Monday 10 September 2007

Gordon Brown's Winter of Discontent UPDATE


Well Gordon Brown's speech went pretty much as I expected (see previous post). He used his allotted time to spew out party policy, instead of dealing with the spreading frost (outrage at below-inflation public sector pay rises) that could easily build into another Winter of Discontent.

Gordon stuck to his "always put stability first" guns saying: "No loss of discipline, no resort to the easy options, no unaffordable promises, no taking risks with inflation. So let me be straightforward with you - pay discipline is essential to prevent inflation, to maintain growth and create more jobs - and so that we never return to the old boom and bust of the past."

Discipline for who Gordon? I don't see you struggling to pay your mortgage and your bills. You are offering hard working people a less than inflation pay rise. You are therefore reducing the standard of living of millions of workers. Are you telling them that you can afford to fight wars abroad, you can afford to hand out millions more in benefits and you can spend £2.3bn for MOD consultants, but you cannot give honest working men and women the pay rise they need to meet the rising cost of living. You are robbing Peter to pay Paul. Peter works in the public sector and Paul sits at home all day scratching his fat arse while laughing at Peter.

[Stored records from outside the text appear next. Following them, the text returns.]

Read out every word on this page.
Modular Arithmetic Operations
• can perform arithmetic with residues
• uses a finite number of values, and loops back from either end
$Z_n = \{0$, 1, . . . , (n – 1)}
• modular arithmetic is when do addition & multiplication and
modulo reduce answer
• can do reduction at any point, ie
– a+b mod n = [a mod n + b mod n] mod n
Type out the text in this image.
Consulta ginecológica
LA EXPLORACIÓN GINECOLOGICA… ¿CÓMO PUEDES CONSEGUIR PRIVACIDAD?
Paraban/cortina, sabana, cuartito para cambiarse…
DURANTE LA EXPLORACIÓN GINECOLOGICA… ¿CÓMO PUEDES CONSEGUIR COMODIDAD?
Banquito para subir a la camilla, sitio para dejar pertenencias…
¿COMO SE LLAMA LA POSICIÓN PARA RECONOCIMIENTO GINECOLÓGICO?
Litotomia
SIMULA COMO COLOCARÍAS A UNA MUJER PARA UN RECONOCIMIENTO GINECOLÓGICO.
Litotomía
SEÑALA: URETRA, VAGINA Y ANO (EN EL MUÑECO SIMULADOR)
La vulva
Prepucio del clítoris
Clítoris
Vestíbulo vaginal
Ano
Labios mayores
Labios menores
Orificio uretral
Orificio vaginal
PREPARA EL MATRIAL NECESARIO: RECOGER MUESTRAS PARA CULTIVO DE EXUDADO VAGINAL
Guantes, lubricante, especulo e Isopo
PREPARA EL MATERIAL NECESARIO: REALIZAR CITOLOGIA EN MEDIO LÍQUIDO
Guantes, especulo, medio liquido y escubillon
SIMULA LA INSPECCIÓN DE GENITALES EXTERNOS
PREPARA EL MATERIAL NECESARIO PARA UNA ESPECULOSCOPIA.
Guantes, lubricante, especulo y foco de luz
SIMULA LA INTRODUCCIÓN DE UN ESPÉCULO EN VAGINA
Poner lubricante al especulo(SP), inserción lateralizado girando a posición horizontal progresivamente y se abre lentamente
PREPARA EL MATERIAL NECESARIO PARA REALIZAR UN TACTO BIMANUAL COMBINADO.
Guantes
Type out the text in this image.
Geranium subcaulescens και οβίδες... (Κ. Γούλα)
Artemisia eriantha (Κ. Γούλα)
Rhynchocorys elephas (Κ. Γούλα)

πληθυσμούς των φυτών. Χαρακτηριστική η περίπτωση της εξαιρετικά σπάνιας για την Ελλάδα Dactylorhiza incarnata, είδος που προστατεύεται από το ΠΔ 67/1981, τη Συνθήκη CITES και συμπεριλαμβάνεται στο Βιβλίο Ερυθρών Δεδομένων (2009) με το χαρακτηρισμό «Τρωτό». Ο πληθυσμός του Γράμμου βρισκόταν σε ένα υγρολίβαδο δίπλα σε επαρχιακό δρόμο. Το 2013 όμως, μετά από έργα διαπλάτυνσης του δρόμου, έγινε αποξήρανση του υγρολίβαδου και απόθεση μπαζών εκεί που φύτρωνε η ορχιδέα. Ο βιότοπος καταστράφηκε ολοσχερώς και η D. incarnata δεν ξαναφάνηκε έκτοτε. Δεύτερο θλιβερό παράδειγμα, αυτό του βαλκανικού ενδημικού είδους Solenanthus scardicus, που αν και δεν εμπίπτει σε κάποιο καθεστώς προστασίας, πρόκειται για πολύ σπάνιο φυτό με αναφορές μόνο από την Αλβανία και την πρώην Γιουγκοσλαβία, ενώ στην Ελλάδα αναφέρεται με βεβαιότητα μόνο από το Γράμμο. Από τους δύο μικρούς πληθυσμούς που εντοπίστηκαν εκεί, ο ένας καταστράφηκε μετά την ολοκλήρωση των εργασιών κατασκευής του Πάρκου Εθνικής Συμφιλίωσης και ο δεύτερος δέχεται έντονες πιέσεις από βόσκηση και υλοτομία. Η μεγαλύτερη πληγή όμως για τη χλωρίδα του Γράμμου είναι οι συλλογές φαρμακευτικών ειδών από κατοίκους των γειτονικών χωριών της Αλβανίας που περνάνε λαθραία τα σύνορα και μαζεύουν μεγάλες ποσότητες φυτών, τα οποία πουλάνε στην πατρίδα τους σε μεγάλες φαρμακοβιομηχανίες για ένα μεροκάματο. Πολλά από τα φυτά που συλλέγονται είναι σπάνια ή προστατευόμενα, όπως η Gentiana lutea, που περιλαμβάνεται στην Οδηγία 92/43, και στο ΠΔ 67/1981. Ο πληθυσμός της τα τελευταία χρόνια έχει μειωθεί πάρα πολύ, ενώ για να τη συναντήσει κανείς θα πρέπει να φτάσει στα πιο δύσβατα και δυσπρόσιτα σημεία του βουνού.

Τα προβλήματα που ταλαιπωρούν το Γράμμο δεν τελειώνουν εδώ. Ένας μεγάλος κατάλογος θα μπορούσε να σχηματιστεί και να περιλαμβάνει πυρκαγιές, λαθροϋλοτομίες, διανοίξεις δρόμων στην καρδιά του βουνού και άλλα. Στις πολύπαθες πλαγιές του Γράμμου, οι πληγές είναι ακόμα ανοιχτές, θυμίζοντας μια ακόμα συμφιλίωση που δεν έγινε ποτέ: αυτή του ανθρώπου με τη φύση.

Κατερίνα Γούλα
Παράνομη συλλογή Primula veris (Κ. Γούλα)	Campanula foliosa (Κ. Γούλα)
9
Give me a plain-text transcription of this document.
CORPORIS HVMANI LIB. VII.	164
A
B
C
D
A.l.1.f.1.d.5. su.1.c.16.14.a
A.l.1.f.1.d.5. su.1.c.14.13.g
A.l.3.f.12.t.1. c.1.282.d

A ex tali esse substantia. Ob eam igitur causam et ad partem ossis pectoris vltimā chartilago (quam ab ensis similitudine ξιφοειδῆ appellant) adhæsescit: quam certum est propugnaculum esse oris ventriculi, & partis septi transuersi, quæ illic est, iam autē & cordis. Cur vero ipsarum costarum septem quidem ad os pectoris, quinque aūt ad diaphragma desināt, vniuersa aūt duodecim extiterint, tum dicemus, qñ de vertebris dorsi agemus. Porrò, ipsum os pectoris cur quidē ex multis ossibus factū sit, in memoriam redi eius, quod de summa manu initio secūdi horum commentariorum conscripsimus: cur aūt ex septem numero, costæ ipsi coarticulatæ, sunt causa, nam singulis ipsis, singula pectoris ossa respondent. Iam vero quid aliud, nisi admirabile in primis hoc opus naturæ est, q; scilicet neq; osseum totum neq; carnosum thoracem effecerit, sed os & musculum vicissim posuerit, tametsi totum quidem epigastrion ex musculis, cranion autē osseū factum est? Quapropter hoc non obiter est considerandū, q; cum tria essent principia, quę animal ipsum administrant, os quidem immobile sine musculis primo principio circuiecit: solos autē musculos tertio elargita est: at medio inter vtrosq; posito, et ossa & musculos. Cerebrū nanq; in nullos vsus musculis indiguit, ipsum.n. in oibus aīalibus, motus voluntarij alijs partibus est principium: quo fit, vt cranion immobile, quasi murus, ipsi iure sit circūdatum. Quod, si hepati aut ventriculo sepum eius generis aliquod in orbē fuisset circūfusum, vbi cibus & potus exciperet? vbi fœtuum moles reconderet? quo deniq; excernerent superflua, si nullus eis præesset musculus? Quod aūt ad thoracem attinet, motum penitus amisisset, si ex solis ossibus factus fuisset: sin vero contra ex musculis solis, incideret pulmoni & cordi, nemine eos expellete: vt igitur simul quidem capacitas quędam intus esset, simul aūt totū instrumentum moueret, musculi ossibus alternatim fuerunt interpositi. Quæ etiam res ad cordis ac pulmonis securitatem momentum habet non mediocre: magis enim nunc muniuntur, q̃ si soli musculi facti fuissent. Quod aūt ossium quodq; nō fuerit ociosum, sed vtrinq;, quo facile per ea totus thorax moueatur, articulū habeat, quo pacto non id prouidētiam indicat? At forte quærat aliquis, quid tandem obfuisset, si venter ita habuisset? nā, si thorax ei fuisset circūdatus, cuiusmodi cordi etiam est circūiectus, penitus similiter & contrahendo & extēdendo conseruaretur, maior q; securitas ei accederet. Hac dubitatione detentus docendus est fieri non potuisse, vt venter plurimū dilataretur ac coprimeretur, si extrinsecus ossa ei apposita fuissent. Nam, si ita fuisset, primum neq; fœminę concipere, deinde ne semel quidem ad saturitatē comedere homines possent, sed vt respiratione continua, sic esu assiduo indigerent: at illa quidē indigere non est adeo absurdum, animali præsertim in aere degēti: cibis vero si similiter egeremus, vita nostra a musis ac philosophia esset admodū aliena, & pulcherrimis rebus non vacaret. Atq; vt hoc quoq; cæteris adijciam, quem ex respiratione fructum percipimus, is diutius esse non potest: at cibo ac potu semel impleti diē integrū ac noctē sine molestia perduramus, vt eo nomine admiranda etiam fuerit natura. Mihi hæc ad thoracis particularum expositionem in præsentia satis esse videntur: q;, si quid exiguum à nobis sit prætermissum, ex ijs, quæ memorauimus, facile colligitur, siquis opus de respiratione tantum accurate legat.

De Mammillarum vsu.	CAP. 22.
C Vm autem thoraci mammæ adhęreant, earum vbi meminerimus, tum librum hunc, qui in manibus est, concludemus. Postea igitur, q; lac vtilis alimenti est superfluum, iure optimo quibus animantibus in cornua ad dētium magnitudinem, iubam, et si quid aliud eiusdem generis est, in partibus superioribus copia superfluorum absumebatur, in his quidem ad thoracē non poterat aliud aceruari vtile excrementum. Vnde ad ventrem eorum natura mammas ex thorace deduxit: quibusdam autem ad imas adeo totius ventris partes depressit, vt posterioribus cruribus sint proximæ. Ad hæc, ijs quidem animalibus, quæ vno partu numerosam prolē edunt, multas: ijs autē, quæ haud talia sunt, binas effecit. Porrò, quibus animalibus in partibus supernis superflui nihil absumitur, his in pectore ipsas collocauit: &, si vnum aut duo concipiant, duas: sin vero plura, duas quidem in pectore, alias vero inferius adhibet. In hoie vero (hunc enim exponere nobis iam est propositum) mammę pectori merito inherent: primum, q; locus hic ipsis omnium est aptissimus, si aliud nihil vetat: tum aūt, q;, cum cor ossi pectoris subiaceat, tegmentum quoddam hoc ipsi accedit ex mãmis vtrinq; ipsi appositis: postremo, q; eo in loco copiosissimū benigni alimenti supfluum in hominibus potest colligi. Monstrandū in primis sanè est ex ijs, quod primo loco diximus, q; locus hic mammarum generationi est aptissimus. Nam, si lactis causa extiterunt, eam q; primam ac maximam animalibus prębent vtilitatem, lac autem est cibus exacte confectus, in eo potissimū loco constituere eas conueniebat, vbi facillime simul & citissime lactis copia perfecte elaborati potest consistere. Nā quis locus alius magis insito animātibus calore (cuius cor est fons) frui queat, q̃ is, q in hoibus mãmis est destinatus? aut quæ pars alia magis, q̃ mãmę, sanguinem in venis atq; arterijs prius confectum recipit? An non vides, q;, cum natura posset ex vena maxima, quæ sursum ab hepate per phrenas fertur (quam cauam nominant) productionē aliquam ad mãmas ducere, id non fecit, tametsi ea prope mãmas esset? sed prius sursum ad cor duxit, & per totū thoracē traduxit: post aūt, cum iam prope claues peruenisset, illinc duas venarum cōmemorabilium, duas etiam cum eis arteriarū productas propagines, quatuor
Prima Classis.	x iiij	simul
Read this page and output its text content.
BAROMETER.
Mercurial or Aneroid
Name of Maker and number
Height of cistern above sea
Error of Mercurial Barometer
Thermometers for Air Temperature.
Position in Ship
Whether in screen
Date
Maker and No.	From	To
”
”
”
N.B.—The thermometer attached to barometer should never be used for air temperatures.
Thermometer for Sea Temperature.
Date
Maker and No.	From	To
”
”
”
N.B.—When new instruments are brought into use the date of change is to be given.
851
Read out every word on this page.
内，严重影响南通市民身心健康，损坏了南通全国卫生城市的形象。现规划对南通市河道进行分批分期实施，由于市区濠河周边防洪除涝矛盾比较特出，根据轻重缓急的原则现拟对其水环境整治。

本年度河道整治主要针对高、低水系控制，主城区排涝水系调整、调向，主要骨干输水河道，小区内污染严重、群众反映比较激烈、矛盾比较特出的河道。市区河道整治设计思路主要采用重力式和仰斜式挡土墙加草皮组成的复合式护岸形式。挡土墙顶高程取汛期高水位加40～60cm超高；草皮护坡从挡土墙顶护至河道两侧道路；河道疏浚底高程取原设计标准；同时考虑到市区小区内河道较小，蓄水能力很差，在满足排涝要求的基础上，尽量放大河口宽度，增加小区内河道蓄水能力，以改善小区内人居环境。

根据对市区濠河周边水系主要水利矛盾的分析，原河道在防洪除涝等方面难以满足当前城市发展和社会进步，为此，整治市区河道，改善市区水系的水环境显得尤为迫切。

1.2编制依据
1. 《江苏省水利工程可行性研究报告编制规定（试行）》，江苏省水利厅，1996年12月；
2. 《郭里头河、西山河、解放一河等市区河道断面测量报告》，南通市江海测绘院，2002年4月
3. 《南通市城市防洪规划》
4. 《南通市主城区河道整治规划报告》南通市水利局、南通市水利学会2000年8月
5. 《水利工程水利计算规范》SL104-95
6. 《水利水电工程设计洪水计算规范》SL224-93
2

Well Gordon, the people are not mollified with your spin. This is what the people who hold your job in their hands have to say:

Colin Moses, chairman of the Prison Officers' Association: "I never thought I would hear such a speech from a Labour prime minister."

Billy Hayes, general secretary of the Communication Workers Union: "The government cannot achieve its own poverty reduction targets through low pay."

Brendan Barber, the TUC general secretary: "The squeeze on pay of millions of public servants is a particular flash point at the moment, for sure."

Gordon, soon the people will realise that your party does not represent the working people of this country. You represent the people who are more than willing to sit idle while others work to sustain their sloth.

5 comments:

Anonymous said...

Here here.

Charlie Marks said...

Wow, Steve. Are you referring to the capitalist class who produce no wealth yet get the most of it?

Thought not.

Daily Referendum said...

Charlie,

How can you be a capitalist yet produce no wealth? I understand that capitalists are in it for themselves, but in making their money they are usually employing people.

Charlie Marks said...

True, but it is the employees doing the work, producing the wealth, no?

Don't try to muddy the issue.

Are public sector workers getting huge bonuses and above-inflation pay deals? How about telephone number salaries? No.

And before you say it: yes, I accept that there are small capitalists (I don't mean they're short!) who work alongside the people they employ and are therefore economically productive -- but their interests are more with their employees than with the super-rich.

Charlie Marks said...

I see from the previous post that the people you think we're all subsidising are those who are out of work (because they can't get a capitalist to employ them!) or unable to work because of illness (often caused by working conditions!) -- rather than the capitalist class.

I've never understood working class Toryism. If it's just opportunism, say it. Don't pretend there's no idle capitalist class who are the biggest drain on us.